Zahlreiche Heilpraktiker und manche Ärzte veranlassen trotzdem die wertlosen IgG-Tests. Laut Hersteller können damit nicht nur Beschwerden einer Nahrungsmittelunverträglichkeit aufgedeckt werden; sie sollen auch beim Reizdarmsyndrom, bei entzündlichen Darmerkrankungen sowie Akne, Neurodermitis, Psoriasis, Migräne, chronischer Müdigkeit und Übergewicht weiterhelfen. Teilweise bestellen die Ärzte die Tests aus Unwissenheit - schließlich werden sie von Firmen wie Imupro, Evomed, Pulsamed, Cyto Laborgesellschaft oder York-Test als zuverlässiges diagnostisches Mittel beworben.

Und: Heilpraktiker und Ärzte verdienen auch nicht schlecht an den Tests. "Eine Bestimmung der IgG-Antikörper gegen mehrere hundert Nahrungsmittel kostet zwischen 300 und 800 Euro", sagt Kleine-Tebbe. Die meisten Kassen übernehmen die Kosten nicht, manche doch - was die Verwirrung, ob die Tests brauchbare Ergebnisse liefern, nur erhöht.

"Gerade beim Thema Unverträglichkeit gegenüber Nahrungsmitteln kursiert eine Fülle an Halbwahrheiten im Internet; daneben ist es häufig schwierig, die Ursache für diffuse Symptome wie Migräne oder Übelkeit zu finden", sagt Kleine-Tebbe. Deshalb setzen viele Therapeuten auf einen IgG-Test. Häufig bestehen auch Patienten auf den Test, weil sie sich eine klare Diagnose wünschen.

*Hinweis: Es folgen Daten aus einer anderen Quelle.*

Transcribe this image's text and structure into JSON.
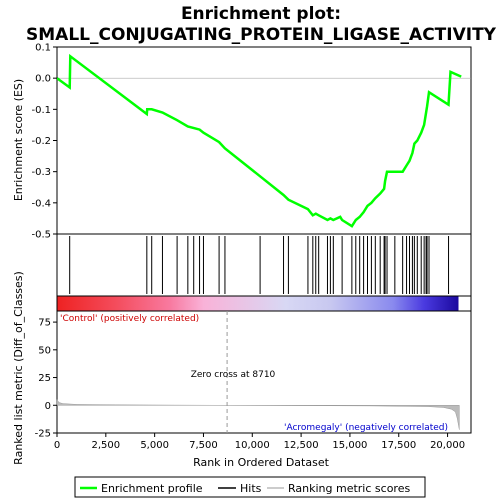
{
  "chart_data": {
    "type": "line",
    "title": "Enrichment plot:",
    "subtitle": "SMALL_CONJUGATING_PROTEIN_LIGASE_ACTIVITY",
    "enrichment_panel": {
      "ylabel": "Enrichment score (ES)",
      "ylim": [
        -0.5,
        0.1
      ],
      "yticks": [
        "0.1",
        "0.0",
        "-0.1",
        "-0.2",
        "-0.3",
        "-0.4",
        "-0.5"
      ],
      "ytick_values": [
        0.1,
        0.0,
        -0.1,
        -0.2,
        -0.3,
        -0.4,
        -0.5
      ],
      "line_color": "#00ff00",
      "series": [
        {
          "name": "Enrichment profile",
          "x": [
            0,
            650,
            680,
            4600,
            4620,
            4850,
            5400,
            6150,
            6700,
            7300,
            7500,
            8300,
            8600,
            10400,
            11600,
            11850,
            12850,
            13100,
            13250,
            13400,
            13850,
            14000,
            14150,
            14500,
            14600,
            15100,
            15300,
            15500,
            15700,
            15900,
            16100,
            16300,
            16550,
            16750,
            16800,
            16900,
            17300,
            17700,
            17900,
            18050,
            18200,
            18300,
            18450,
            18650,
            18800,
            18900,
            18950,
            19050,
            20050,
            20150,
            20700
          ],
          "y": [
            0.0,
            -0.03,
            0.07,
            -0.115,
            -0.1,
            -0.1,
            -0.11,
            -0.135,
            -0.155,
            -0.165,
            -0.175,
            -0.205,
            -0.225,
            -0.315,
            -0.375,
            -0.39,
            -0.42,
            -0.44,
            -0.435,
            -0.44,
            -0.455,
            -0.45,
            -0.455,
            -0.445,
            -0.455,
            -0.475,
            -0.455,
            -0.445,
            -0.43,
            -0.41,
            -0.4,
            -0.385,
            -0.37,
            -0.355,
            -0.33,
            -0.3,
            -0.3,
            -0.3,
            -0.28,
            -0.265,
            -0.24,
            -0.21,
            -0.2,
            -0.175,
            -0.15,
            -0.11,
            -0.09,
            -0.045,
            -0.085,
            0.02,
            0.005
          ]
        }
      ]
    },
    "hits_panel": {
      "hit_positions": [
        650,
        4600,
        4850,
        5400,
        6150,
        6700,
        7000,
        7300,
        7500,
        8300,
        8600,
        10400,
        11600,
        11850,
        12850,
        13100,
        13250,
        13400,
        13850,
        14000,
        14150,
        14600,
        15100,
        15300,
        15500,
        15700,
        15900,
        16100,
        16300,
        16550,
        16750,
        16800,
        16900,
        17300,
        17700,
        17900,
        18050,
        18200,
        18300,
        18450,
        18650,
        18800,
        18900,
        18950,
        19050,
        20050
      ],
      "colorbar_stops": [
        {
          "x": 0,
          "color": "#ee2222"
        },
        {
          "x": 3000,
          "color": "#f44c5c"
        },
        {
          "x": 5800,
          "color": "#f87aa0"
        },
        {
          "x": 7500,
          "color": "#f9b2d8"
        },
        {
          "x": 11700,
          "color": "#d8d8f4"
        },
        {
          "x": 14000,
          "color": "#c8c8f0"
        },
        {
          "x": 17200,
          "color": "#8a8aee"
        },
        {
          "x": 18800,
          "color": "#4a3ae0"
        },
        {
          "x": 20500,
          "color": "#1c0aa0"
        }
      ]
    },
    "metric_panel": {
      "ylabel": "Ranked list metric (Diff_of_Classes)",
      "xlabel": "Rank in Ordered Dataset",
      "ylim": [
        -25,
        85
      ],
      "yticks": [
        "75",
        "50",
        "25",
        "0",
        "-25"
      ],
      "ytick_values": [
        75,
        50,
        25,
        0,
        -25
      ],
      "xlim": [
        0,
        21200
      ],
      "xticks": [
        "0",
        "2,500",
        "5,000",
        "7,500",
        "10,000",
        "12,500",
        "15,000",
        "17,500",
        "20,000"
      ],
      "xtick_values": [
        0,
        2500,
        5000,
        7500,
        10000,
        12500,
        15000,
        17500,
        20000
      ],
      "fill_color": "#bbbbbb",
      "metric_x": [
        0,
        100,
        300,
        1000,
        3000,
        6000,
        8710,
        12000,
        16000,
        19000,
        19800,
        20200,
        20400,
        20500,
        20600
      ],
      "metric_y": [
        5,
        2.5,
        1.5,
        0.8,
        0.4,
        0.2,
        0,
        -0.3,
        -0.6,
        -1.2,
        -2.0,
        -3.5,
        -6.0,
        -12.0,
        -22.0
      ],
      "zero_cross": 8710,
      "zero_cross_label": "Zero cross at 8710",
      "positive_label": "'Control' (positively correlated)",
      "negative_label": "'Acromegaly' (negatively correlated)",
      "positive_color": "#cc0000",
      "negative_color": "#0000cc"
    },
    "legend": {
      "placement": "bottom",
      "items": [
        {
          "label": "Enrichment profile",
          "color": "#00ff00"
        },
        {
          "label": "Hits",
          "color": "#000000"
        },
        {
          "label": "Ranking metric scores",
          "color": "#bbbbbb"
        }
      ]
    }
  }
}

Viele erleben aber nach einer Diät, die aufgrund des IgG-Tests eingehalten wird, tatsächlich eine kurzfristige Besserung ihrer Symptome. Für Walter Dorsch, Allergologe und Spezialist für Alternativmedizin in München, ist dies dennoch kein Argument für die IgG-Tests:"Wenn jemand von einer Therapie überzeugt ist, fühlt er sich auch gleich besser. Leider liegt es auch wegen der hohen Rechnung nahe, an einen Heilungserfolg zu glauben."